The prospect of cooking with both an entire one pound tub of sour cream and two cups of cheddar cheese scared me, but we pressed on and followed the rest of the recipe.

Crumble bratwurst into a large skillet; add onion.  Cook over medium heat until meat is no longer pink; drain.  Stir in the soup.  Transfer to a greased (Why?  Why would it need more grease?) 13x9x2 inch baking dish, at which point it will look like this:


This reminds me of bad mornings after long nights at Earl's on the Ave.

Top with Tater Tots and sour cream.  Sprinkle with cheese, at which point it will look like this:


Sunny with 1950's optimism!

Bake, uncovered, at 350 for 35-40 minutes or until heated through and cheese is melted.  Let stand for 5 minutes before serving.  Yield: 6 servings.

Beautiful, isn't it?


When a dish doesn't fundamentally change after 40 minutes of cooking, you should fear it.

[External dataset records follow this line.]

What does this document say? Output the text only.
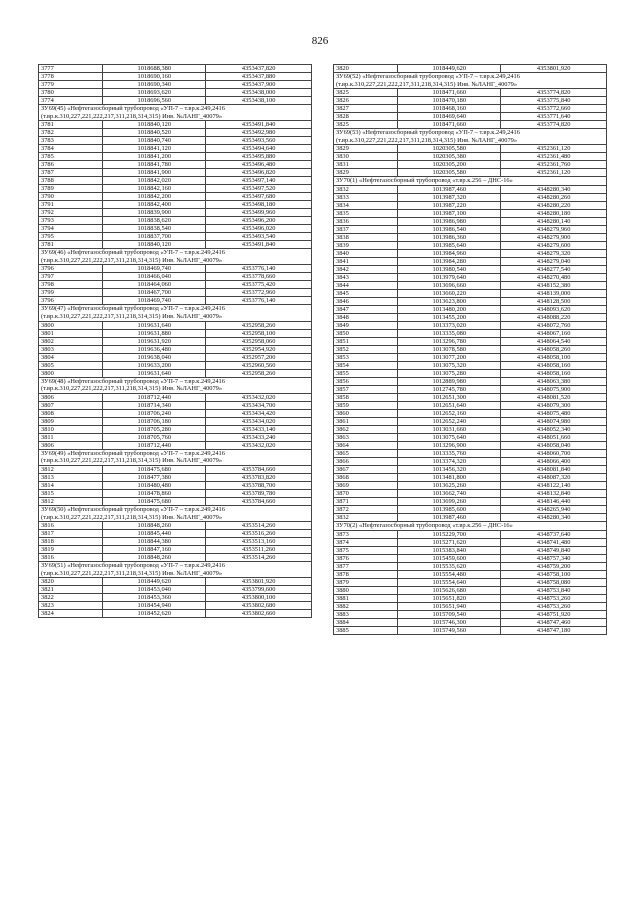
826
3777	1018688,380	4353437,820
3778	1018690,160	4353437,880
3779	1018690,340	4353437,900
3780	1018693,620	4353438,000
3774	1018696,560	4353438,100
ЗУ69(45) «Нефтегазосборный трубопровод «УП-7 – т.вр.к.249,2416 (т.вр.к.310,227,221,222,217,311,218,314,315) Инв. №ЛАНГ_40079»		
3781	1018840,120	4353491,840
3782	1018840,520	4353492,980
3783	1018840,740	4353493,560
3784	1018841,120	4353494,640
3785	1018841,200	4353495,880
3786	1018841,780	4353496,480
3787	1018841,900	4353496,820
3788	1018842,020	4353497,140
3789	1018842,160	4353497,520
3790	1018842,200	4353497,680
3791	1018842,400	4353498,180
3792	1018839,900	4353499,960
3793	1018838,620	4353496,200
3794	1018838,540	4353496,020
3795	1018837,700	4353493,540
3781	1018840,120	4353491,840
ЗУ69(46) «Нефтегазосборный трубопровод «УП-7 – т.вр.к.249,2416 (т.вр.к.310,227,221,222,217,311,218,314,315) Инв. №ЛАНГ_40079»		
3796	1018469,740	4353776,140
3797	1018466,040	4353778,660
3798	1018464,060	4353775,420
3799	1018467,700	4353772,960
3796	1018469,740	4353776,140
ЗУ69(47) «Нефтегазосборный трубопровод «УП-7 – т.вр.к.249,2416 (т.вр.к.310,227,221,222,217,311,218,314,315) Инв. №ЛАНГ_40079»		
3800	1019631,640	4352958,260
3801	1019631,880	4352958,100
3802	1019631,920	4352958,060
3803	1019636,480	4352954,920
3804	1019638,040	4352957,200
3805	1019633,200	4352960,560
3800	1019631,640	4352958,260
ЗУ69(48) «Нефтегазосборный трубопровод «УП-7 – т.вр.к.249,2416 (т.вр.к.310,227,221,222,217,311,218,314,315) Инв. №ЛАНГ_40079»		
3806	1018712,440	4353432,020
3807	1018714,340	4353434,700
3808	1018706,240	4353434,420
3809	1018706,180	4353434,020
3810	1018705,280	4353433,140
3811	1018705,760	4353433,240
3806	1018712,440	4353432,020
ЗУ69(49) «Нефтегазосборный трубопровод «УП-7 – т.вр.к.249,2416 (т.вр.к.310,227,221,222,217,311,218,314,315) Инв. №ЛАНГ_40079»		
3812	1018475,680	4353784,660
3813	1018477,380	4353783,820
3814	1018480,480	4353788,700
3815	1018478,860	4353789,780
3812	1018475,680	4353784,660
ЗУ69(50) «Нефтегазосборный трубопровод «УП-7 – т.вр.к.249,2416 (т.вр.к.310,227,221,222,217,311,218,314,315) Инв. №ЛАНГ_40079»		
3816	1018848,260	4353514,260
3817	1018845,440	4353516,260
3818	1018844,380	4353513,160
3819	1018847,160	4353511,260
3816	1018848,260	4353514,260
ЗУ69(51) «Нефтегазосборный трубопровод «УП-7 – т.вр.к.249,2416 (т.вр.к.310,227,221,222,217,311,218,314,315) Инв. №ЛАНГ_40079»		
3820	1018449,620	4353801,920
3821	1018453,040	4353799,600
3822	1018453,360	4353800,100
3823	1018454,940	4353802,680
3824	1018452,620	4353802,660
3820	1018449,620	4353801,920
ЗУ69(52) «Нефтегазосборный трубопровод «УП-7 – т.вр.к.249,2416 (т.вр.к.310,227,221,222,217,311,218,314,315) Инв. №ЛАНГ_40079»		
3825	1018471,660	4353774,820
3826	1018470,180	4353775,840
3827	1018468,160	4353772,660
3828	1018469,640	4353771,640
3825	1018471,660	4353774,820
ЗУ69(53) «Нефтегазосборный трубопровод «УП-7 – т.вр.к.249,2416 (т.вр.к.310,227,221,222,217,311,218,314,315) Инв. №ЛАНГ_40079»		
3829	1020305,580	4352361,120
3830	1020305,380	4352361,480
3831	1020305,200	4352361,760
3829	1020305,580	4352361,120
ЗУ70(1) «Нефтегазосборный трубопровод «т.вр.к.256 – ДНС-16»		
3832	1013987,460	4348280,340
3833	1013987,320	4348280,260
3834	1013987,220	4348280,220
3835	1013987,100	4348280,180
3836	1013986,980	4348280,140
3837	1013986,540	4348279,960
3838	1013986,360	4348279,900
3839	1013985,640	4348279,600
3840	1013984,960	4348279,320
3841	1013984,280	4348279,040
3842	1013980,540	4348277,540
3843	1013979,640	4348270,480
3844	1013696,660	4348152,380
3845	1013660,220	4348139,000
3846	1013623,800	4348128,500
3847	1013480,200	4348093,620
3848	1013455,200	4348088,220
3849	1013373,020	4348072,760
3850	1013335,080	4348067,160
3851	1013296,780	4348064,540
3852	1013078,580	4348058,260
3853	1013077,200	4348058,100
3854	1013075,320	4348058,160
3855	1013075,280	4348058,160
3856	1012889,980	4348063,380
3857	1012745,780	4348075,900
3858	1012651,300	4348081,520
3859	1012651,640	4348079,300
3860	1012652,160	4348075,480
3861	1012652,240	4348074,980
3862	1013031,660	4348052,340
3863	1013075,640	4348051,660
3864	1013296,900	4348058,040
3865	1013335,760	4348060,700
3866	1013374,320	4348066,400
3867	1013456,320	4348081,840
3868	1013481,800	4348087,320
3869	1013625,260	4348122,140
3870	1013662,740	4348132,840
3871	1013699,260	4348146,440
3872	1013985,600	4348265,940
3832	1013987,460	4348280,340
ЗУ70(2) «Нефтегазосборный трубопровод «т.вр.к.256 – ДНС-16»		
3873	1015229,700	4348737,640
3874	1015271,620	4348741,480
3875	1015383,840	4348749,840
3876	1015459,600	4348757,340
3877	1015535,620	4348759,200
3878	1015554,480	4348758,100
3879	1015554,640	4348758,080
3880	1015626,680	4348753,840
3881	1015651,820	4348753,260
3882	1015651,940	4348753,260
3883	1015709,540	4348751,920
3884	1015746,300	4348747,460
3885	1015749,560	4348747,180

No.  No, it isn't.  And, sadly, it tasted as ugly as it looks.  On a scale of 1-10, 1 being inedible, 5 being public school cafeteria food, and 10 being a casserole of the Gods, SLB rated this a 3.  He said that the ingredients are good by themselves, and I agree.  A brat with a side of Tots would have been welcome, but, as SLB said, "the problem was that the purpose of the dish was associating a bunch of ingredients in a horrendous manner. It's such a shame to see tasty bratwurst go to waste."  Ever the economist and martyr, he had two helpings to make the most of what was destined shortly to be garbage.


Wads of unincorporated sour cream shellacked with greasy yellow cheese.

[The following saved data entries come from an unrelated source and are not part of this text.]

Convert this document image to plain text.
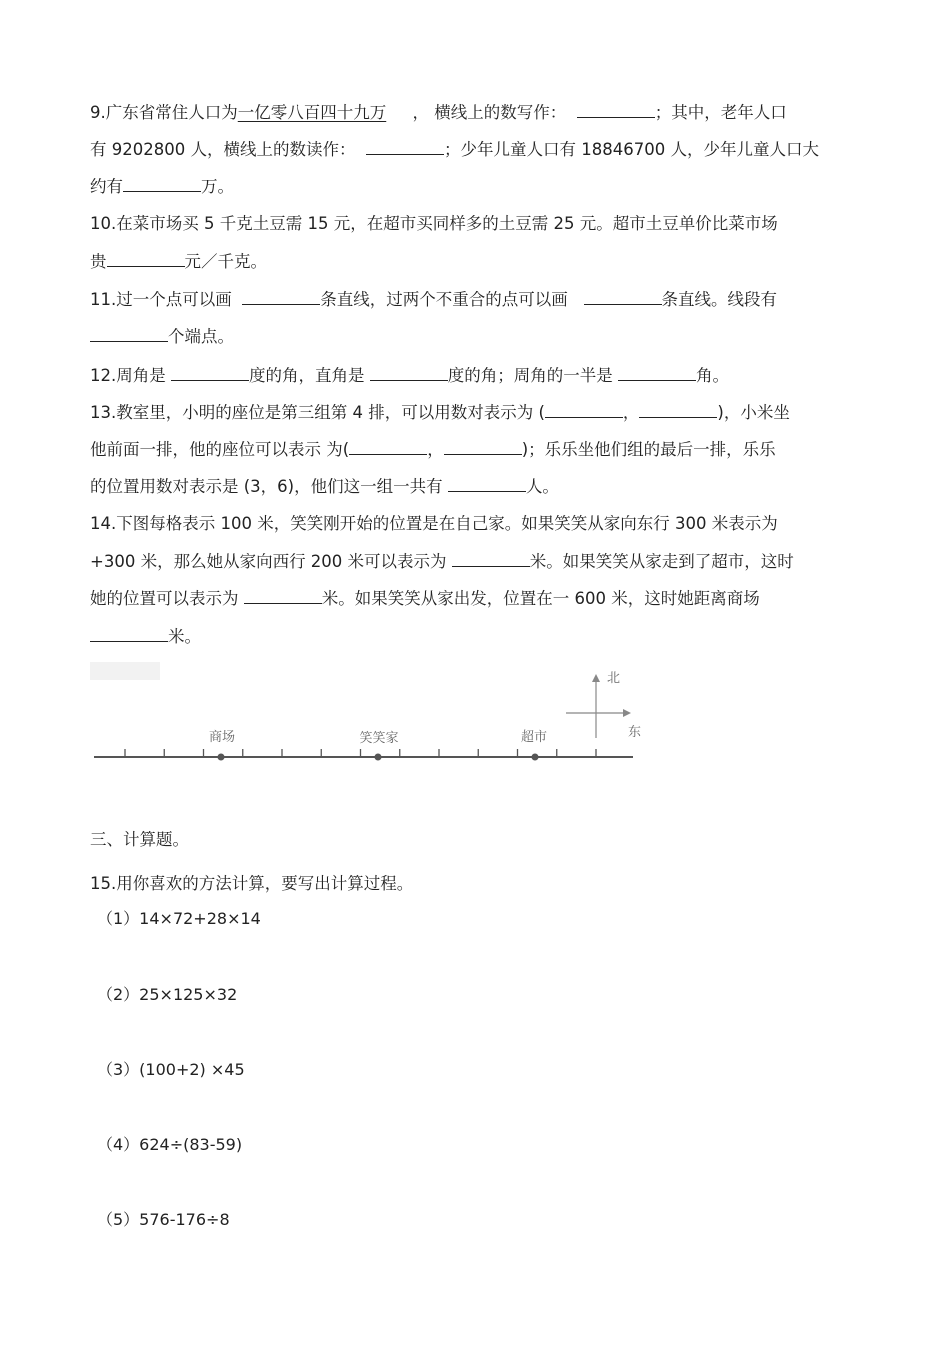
9.广东省常住人口为一亿零八百四十九万 ， 横线上的数写作：	；其中，老年人口
有 9202800 人，横线上的数读作：	；少年儿童人口有 18846700 人，少年儿童人口大
约有	万。
10.在菜市场买 5 千克土豆需 15 元，在超市买同样多的土豆需 25 元。超市土豆单价比菜市场
贵	元／千克。
11.过一个点可以画	条直线，过两个不重合的点可以画	条直线。线段有
个端点。
12.周角是	度的角，直角是	度的角；周角的一半是	角。
13.教室里，小明的座位是第三组第 4 排，可以用数对表示为 (	，	)，小米坐
他前面一排，他的座位可以表示 为(	，	)；乐乐坐他们组的最后一排，乐乐
的位置用数对表示是 (3，6)，他们这一组一共有	人。
14.下图每格表示 100 米，笑笑刚开始的位置是在自己家。如果笑笑从家向东行 300 米表示为
+300 米，那么她从家向西行 200 米可以表示为	米。如果笑笑从家走到了超市，这时
她的位置可以表示为	米。如果笑笑从家出发，位置在一 600 米，这时她距离商场
米。
商场	笑笑家	超市
北
东
三、计算题。
15.用你喜欢的方法计算，要写出计算过程。
（1）14×72+28×14
（2）25×125×32
（3）(100+2) ×45
（4）624÷(83-59)
（5）576-176÷8
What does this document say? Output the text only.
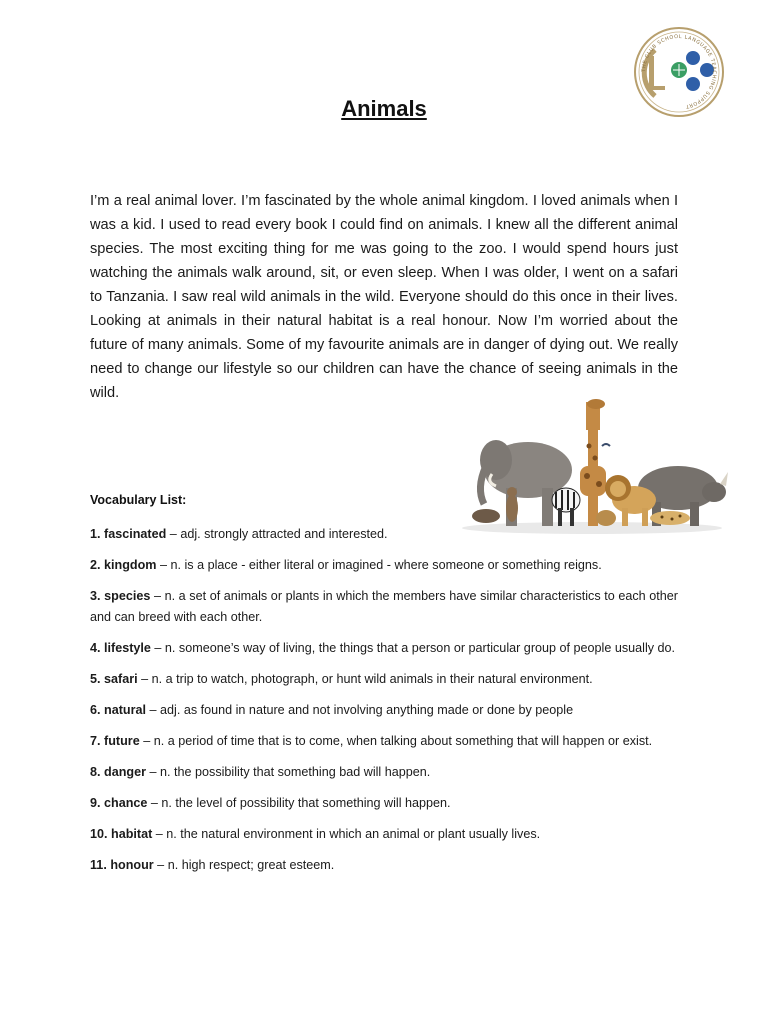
THE CLUB SCHOOL LANGUAGE TEACHING SUPPORT
Animals

I’m a real animal lover. I’m fascinated by the whole animal kingdom. I loved animals when I was a kid. I used to read every book I could find on animals. I knew all the different animal species. The most exciting thing for me was going to the zoo. I would spend hours just watching the animals walk around, sit, or even sleep. When I was older, I went on a safari to Tanzania. I saw real wild animals in the wild. Everyone should do this once in their lives. Looking at animals in their natural habitat is a real honour. Now I’m worried about the future of many animals. Some of my favourite animals are in danger of dying out. We really need to change our lifestyle so our children can have the chance of seeing animals in the wild.

Vocabulary List:
1. fascinated – adj. strongly attracted and interested.
2. kingdom – n. is a place - either literal or imagined - where someone or something reigns.
3. species – n. a set of animals or plants in which the members have similar characteristics to each other and can breed with each other.
4. lifestyle – n. someone’s way of living, the things that a person or particular group of people usually do.
5. safari – n. a trip to watch, photograph, or hunt wild animals in their natural environment.
6. natural – adj. as found in nature and not involving anything made or done by people
7. future – n. a period of time that is to come, when talking about something that will happen or exist.
8. danger – n. the possibility that something bad will happen.
9. chance – n. the level of possibility that something will happen.
10. habitat – n. the natural environment in which an animal or plant usually lives.
11. honour – n. high respect; great esteem.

I gave this dish a 2.  You could eat it if you had to, but I didn't have to and so I didn't finish more than 5 or 6 bites of this unctuous, greasy mess.  There's a logical reason for that mouth-slickening sensation.  I crunched some numbers, and Brat 'n' Tot contains 782 calories and 56 grams of fat per serving. 

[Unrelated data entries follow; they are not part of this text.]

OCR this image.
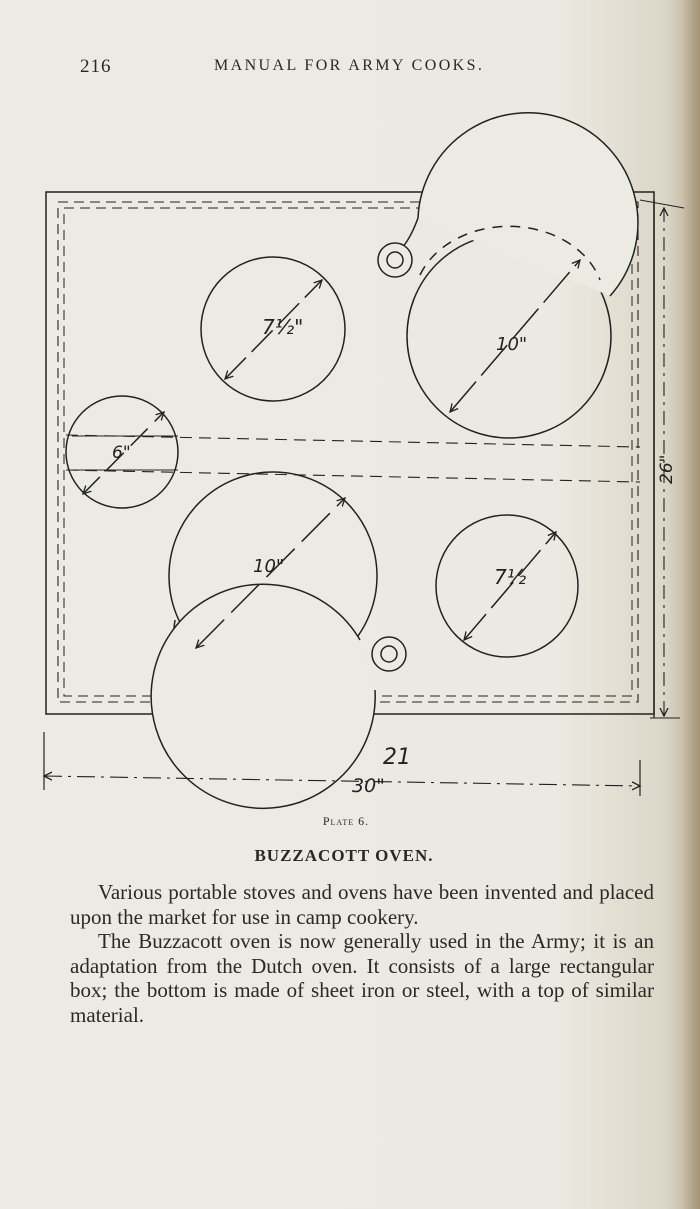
216	MANUAL FOR ARMY COOKS.
7½"
10"
6"
10"	7½
26"
21
30"
Plate 6.
BUZZACOTT OVEN.

Various portable stoves and ovens have been invented and placed upon the market for use in camp cookery.

The Buzzacott oven is now generally used in the Army; it is an adaptation from the Dutch oven. It consists of a large rectangular box; the bottom is made of sheet iron or steel, with a top of similar material.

It really and truly did taste like what I imagine dog food tastes like.  So, the best part of the night was having this in my head.  (Thanks, Shannon, for teaching this to me on a van ride to Roslyn when I was about 7.  You da bomb!).




I really and truly cannot believe that this appealed to anyone's palate or that this would encourage any child that bratwurst was a good thing.  But, perhaps stupidly and certainly optimistically, I MUST believe that among these recipes is a gem or two.  Can human palates vary so widely that these dishes, which had to have been tested by editors as well as home cooks, can all be awful?  I mean, someone likes them, and not in an ironic beard-and-trucker-cap-and-PBR way, so why not us? 


Feasts of our fathers.

The Casserole Project will live on in our kitchen, on this blog, and in our arterial plaque.  If any of my loyal readers are interested in being taste testers, let me know.  I'd love to host you and include you in this worthy endeavor.

3 comments:

Breanne said...

Me me me!

Just, please, not on a night where the casserole includes sausagey substance. I'll be too biased to be a useful subject.

moraht said...

This is a horrible idea. Truly. Your worst idea to date.

Christina said...

howpedestrian - tell me your first name so i know who you are. if i should know this already, forgive me.

moraht - you only say this because you haven't heard my idea about churning pig butter. enough said on that topic.